“Bando” di Anna Pepe: comunità LGBT+ infuriata


Il brano “Bando” di Anna Pepe sta facendo discutere la comunità LGBT+. L’attore e attivista Pietro Turano attacca: “La parola frocio non passa mai di moda”

"Bando" di Anna Pepe: comunità LGBT+ infuriata

La giovanissima Anna Pepe continua a scalare le classifiche con il brano d’esordio ‘Bando‘. Una canzone che, nelle ultime ore, sta facendo discutere la comunità LGBT+.

Molti giovani hanno segnalato, attraverso ‘Speakly’ (chat del servizio Gay Help Line 800 713 713) un verso tutt’altro che all’avanguardia, ha dichiarato Pietro Turano, attore e attivista LGBT+.”Anna canta ‘ca**o vuoi maricon’ (‘frocio’ in spagnolo, ndr), ti becco e m’impicco’. Sembra cosa da poco, in un panorama pieno di neologismi e intercalari, farcire i testi di parole come ‘bitch’ e ‘maricon’, come se non ne avessimo già abbastanza delle parole ‘puttana’ o ‘frocio’ e dovessimo cercare nuovi modi per ribadire i concetti” ha spiegato la star della serie ‘Skam Italia’.”Queste sono le parole che nelle scuole vengono utilizzate di più per offendere, mentre da giovani artisti e artiste mi aspetto il coraggio di fondare nuovi linguaggi e modelli, eppure Anna sembra limitarsi ad aggiornare i soliti costumi che evidentemente non passano mai di moda“.
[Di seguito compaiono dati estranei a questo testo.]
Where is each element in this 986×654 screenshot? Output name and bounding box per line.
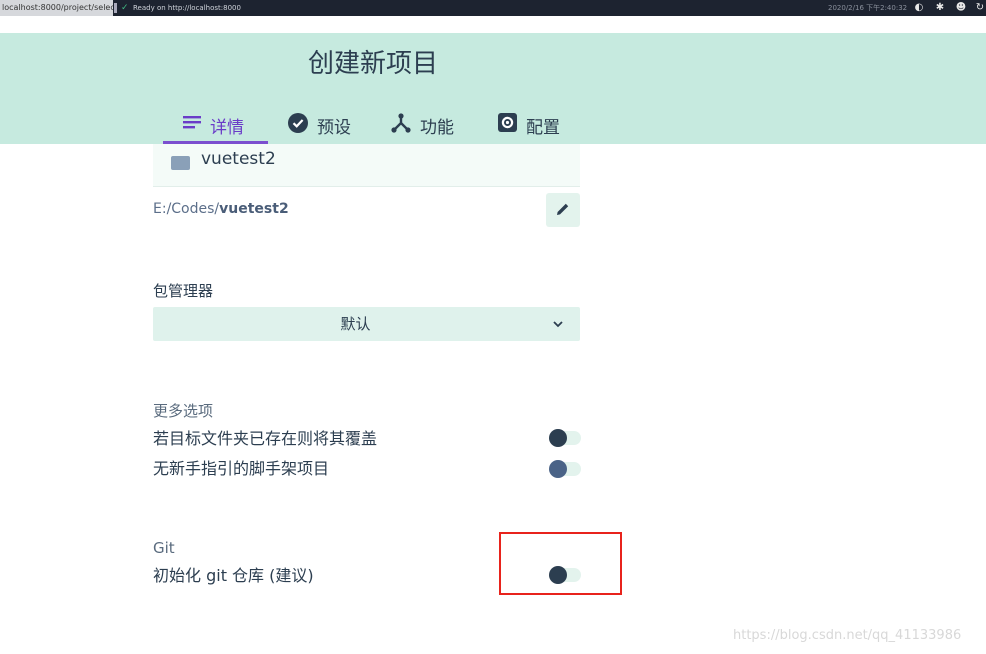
status-text: Ready on http://localhost:8000 bbox=[133, 4, 241, 12]
fork-icon bbox=[391, 112, 411, 138]
tab-presets[interactable]: 预设 bbox=[288, 106, 351, 144]
people-icon[interactable]: ☻ bbox=[955, 2, 967, 14]
project-folder-field[interactable]: vuetest2 bbox=[153, 144, 580, 187]
page-title: 创建新项目 bbox=[308, 49, 439, 79]
project-path: E:/Codes/vuetest2 bbox=[153, 199, 289, 219]
bare-scaffold-option-label: 无新手指引的脚手架项目 bbox=[153, 459, 330, 478]
git-section-label: Git bbox=[153, 539, 175, 557]
overwrite-option-label: 若目标文件夹已存在则将其覆盖 bbox=[153, 429, 378, 448]
list-icon bbox=[183, 115, 201, 135]
highlight-box bbox=[499, 532, 622, 595]
tab-details-label: 详情 bbox=[210, 117, 244, 138]
package-manager-value: 默认 bbox=[340, 315, 371, 333]
tab-config[interactable]: 配置 bbox=[498, 106, 560, 144]
refresh-icon[interactable]: ↻ bbox=[974, 2, 986, 14]
gear-icon bbox=[498, 113, 517, 137]
package-manager-label: 包管理器 bbox=[153, 282, 214, 300]
tab-config-label: 配置 bbox=[526, 117, 560, 138]
toggle-knob bbox=[549, 429, 567, 447]
watermark: https://blog.csdn.net/qq_41133986 bbox=[733, 628, 962, 643]
tab-presets-label: 预设 bbox=[317, 117, 351, 138]
ready-check-icon: ✓ bbox=[121, 3, 129, 13]
package-manager-select[interactable]: 默认 bbox=[153, 307, 580, 341]
check-circle-icon bbox=[288, 112, 308, 138]
init-git-option-label: 初始化 git 仓库 (建议) bbox=[153, 566, 314, 585]
address-bar-separator bbox=[114, 3, 117, 13]
tab-features-label: 功能 bbox=[420, 117, 454, 138]
overwrite-toggle[interactable] bbox=[549, 429, 581, 447]
more-options-label: 更多选项 bbox=[153, 402, 214, 420]
page-header bbox=[0, 33, 986, 144]
tab-features[interactable]: 功能 bbox=[391, 106, 454, 144]
bug-icon[interactable]: ✱ bbox=[934, 2, 946, 14]
contrast-icon[interactable]: ◐ bbox=[913, 2, 925, 14]
tab-details[interactable]: 详情 bbox=[183, 106, 244, 144]
pencil-icon bbox=[556, 201, 570, 220]
chevron-down-icon bbox=[551, 315, 565, 333]
bare-scaffold-toggle[interactable] bbox=[549, 460, 581, 478]
edit-path-button[interactable] bbox=[546, 193, 580, 227]
project-folder-name: vuetest2 bbox=[201, 149, 276, 169]
address-bar[interactable]: localhost:8000/project/select bbox=[0, 0, 113, 16]
project-path-prefix: E:/Codes/ bbox=[153, 201, 220, 217]
toggle-knob bbox=[549, 460, 567, 478]
clock-text: 2020/2/16 下午2:40:32 bbox=[828, 4, 908, 12]
folder-icon bbox=[171, 156, 190, 170]
project-path-name: vuetest2 bbox=[219, 201, 289, 217]
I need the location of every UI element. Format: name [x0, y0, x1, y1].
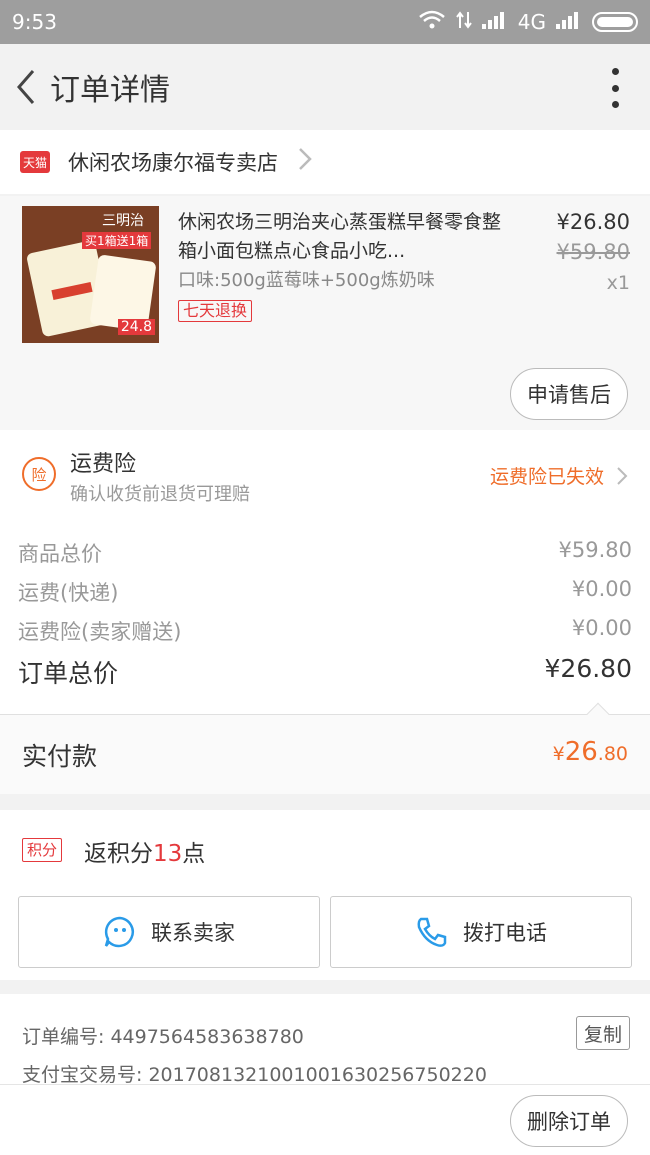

In un momento in cui l’omofobia è all’ordine del giorno “le persone lesbiche, gay, bisex e trans più giovani dovrebbero poter sperare – ha concluso Turano come riporta l’agenzia di stampa Dire Giovani (www.diregiovani.it) – almeno dal nuovo panorama artistico, in un vento diverso che soffia da fuori. Sarà solo una parola fra tante ma la parola è potere e, attraverso il linguaggio, dobbiamo ispirare lo sguardo e il pensiero in nuove forme e colori. Sono certo che Anna Pepe non volesse offendere nessuno, per questo mi unisco al coro di Gay Center, chiedendole di editare il testo e la invito a un confronto in diretta“.